President Donald Trump's personal lawyer has stepped in to defend the president in what appears to be shaping up into an obstruction of justice investigation, but sources close to the White House say that attorney Marc Kasowitz is out of his depth and dispensing bad legal advice to the president and his aides.
The New York Times said on Sunday that Kasowitz has told White House personnel that they will not need to obtain legal representation of their own and urged them not to speak to the media about the investigation into Trump and his campaign's ties to Russian meddling in the 2016 election.
"His visits to the White House have raised questions about the blurry line between public and private interests for a president facing legal issues. Mr. Kasowitz in recent days has advised White House aides to discuss the inquiry into Russia’s interference in last year’s election as little as possible, two people involved said. He told aides gathered in one meeting who had asked whether it was time to hire private lawyers that it was not yet necessary, according to another person with direct knowledge," wrote the Times' Rebecca R. Ruiz and Sharon LaFraniere.
For the president's private lawyer to address administration officials -- who are government employees -- in such a manner and in an open setting is highly unusual, said lawyers from previous administrations to the Times. In doing so, Kasowitz bypassed the White House's Office of Legal Counsel (OLC) and more than one attorney has reportedly been deterred from working with the White House by Kasowitz' inexperience and lack of knowledge with cases of this kind.
"The president’s private lawyer is representing only his interests, not the interests of the United States government or the individual interests of the White House staff,” said former counsel to the Obama White House Robert F. Bauer.
Kasowitz is a civil lawyer more used to working as a "fixer" for Trump. His other clients include ousted Fox News host Bill O'Reilly. He is known as a pugilistic and ruthless litigator, but Washington observers say this type of approach is entirely unsuited for a case as complicated and wide-ranging as the Russia investigation.
The Times said that Kasowitz' other main clients are also raising eyebrows. They include, "Sberbank, the largest state-owned bank in Russia, which was sanctioned by the Obama administration, and Oleg Deripaska, the Russian tycoon who is close to President Vladimir V. Putin and had business dealings with Paul Manafort, once Mr. Trump’s campaign chairman."
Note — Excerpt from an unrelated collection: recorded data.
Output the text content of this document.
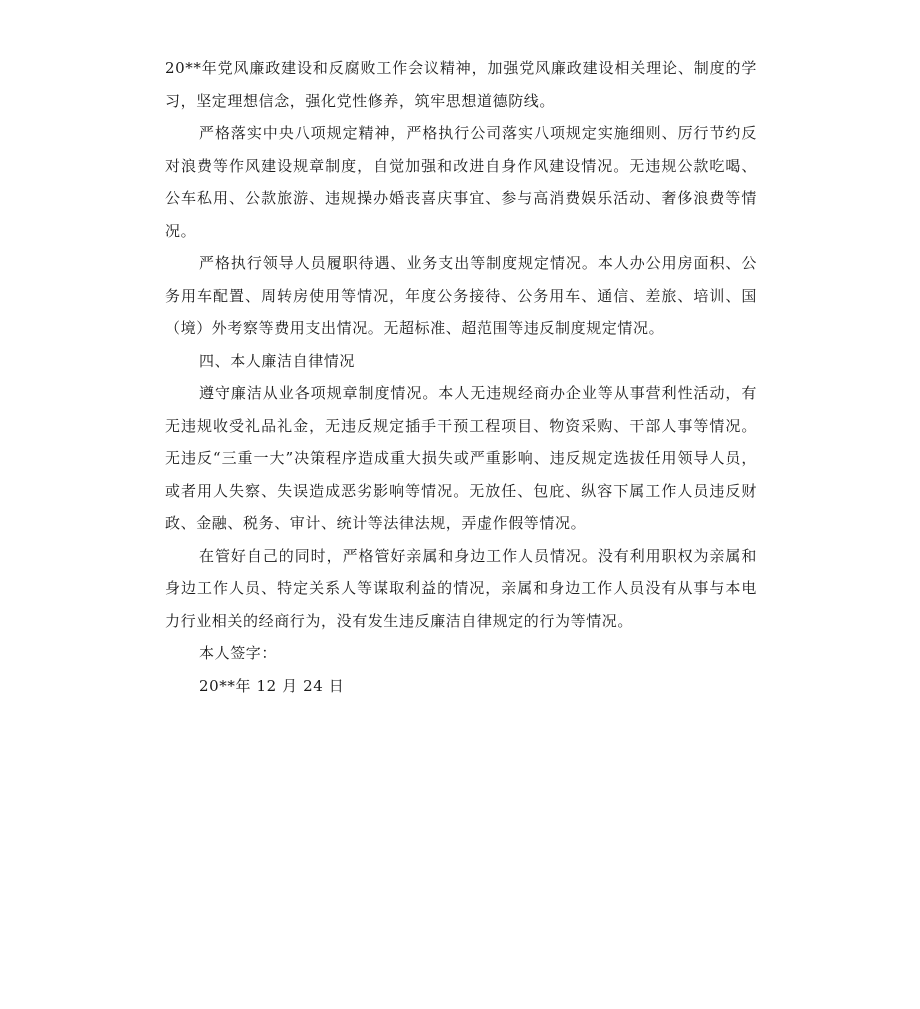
20**年党风廉政建设和反腐败工作会议精神，加强党风廉政建设相关理论、制度的学习，坚定理想信念，强化党性修养，筑牢思想道德防线。

严格落实中央八项规定精神，严格执行公司落实八项规定实施细则、厉行节约反对浪费等作风建设规章制度，自觉加强和改进自身作风建设情况。无违规公款吃喝、公车私用、公款旅游、违规操办婚丧喜庆事宜、参与高消费娱乐活动、奢侈浪费等情况。

严格执行领导人员履职待遇、业务支出等制度规定情况。本人办公用房面积、公务用车配置、周转房使用等情况，年度公务接待、公务用车、通信、差旅、培训、国（境）外考察等费用支出情况。无超标准、超范围等违反制度规定情况。

四、本人廉洁自律情况

遵守廉洁从业各项规章制度情况。本人无违规经商办企业等从事营利性活动，有无违规收受礼品礼金，无违反规定插手干预工程项目、物资采购、干部人事等情况。无违反“三重一大”决策程序造成重大损失或严重影响、违反规定选拔任用领导人员，或者用人失察、失误造成恶劣影响等情况。无放任、包庇、纵容下属工作人员违反财政、金融、税务、审计、统计等法律法规，弄虚作假等情况。

在管好自己的同时，严格管好亲属和身边工作人员情况。没有利用职权为亲属和身边工作人员、特定关系人等谋取利益的情况，亲属和身边工作人员没有从事与本电力行业相关的经商行为，没有发生违反廉洁自律规定的行为等情况。

本人签字：

20**年 12 月 24 日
The advice to White House employees not to get their own lawyers is directly at odds to other presidential administrations' responses to legal jeopardy. This week, Vanity Fair's Abigail Tracy wrote an essay titled "Why Everyone in the West Wing Will Need to Lawyer Up," which explained in detail why "(o)perating in a White House under investigation is fraught with peril....The greatest risk aides face is being accused of obstruction of justice or perjury."
When witnesses are called before multiple investigators and face questioning from multiple prosecutors, grand juries and Congressional committees and must repeat the same stories over and over, they are exposed to increasing legal jeopardy.
“Multiple appearances are a prescription for difficulty because every time you are asked to tell the same story, the risk is that you will tell it differently . . . and that’s a trap for perjury and false statements,” one D.C. defense lawyer told Tracy. “You have to have somebody prepare you, you have to have somebody monitor to make sure that you are testifying truthfully each time you are asked . . . you have to be ready to make sure that you are being consistent.”
Kasowitz represented Trump in the Trump University fraud case, in which a judge ordered Trump to pay $25 million in settlements to students who enrolled in his series of seminars. The New York attorney has threatened to sue an number of individuals who have made less-than-flattering comments about Trump, but in many cases failed to follow through with legal proceedings.
Last week, Kasowitz threatened to file a complaint with the Office of the Inspector General (OIG) about ousted FBI Director James Comey's heavily damning testimony regarding the president. The Trump team has yet to follow through, but critics say this only nudges the White House closer to an obstruction charge if they appear to be intimidating a witness. This could potentially undermine whatever line of defense the OLC is preparing and expose the president and his aides to further legal peril.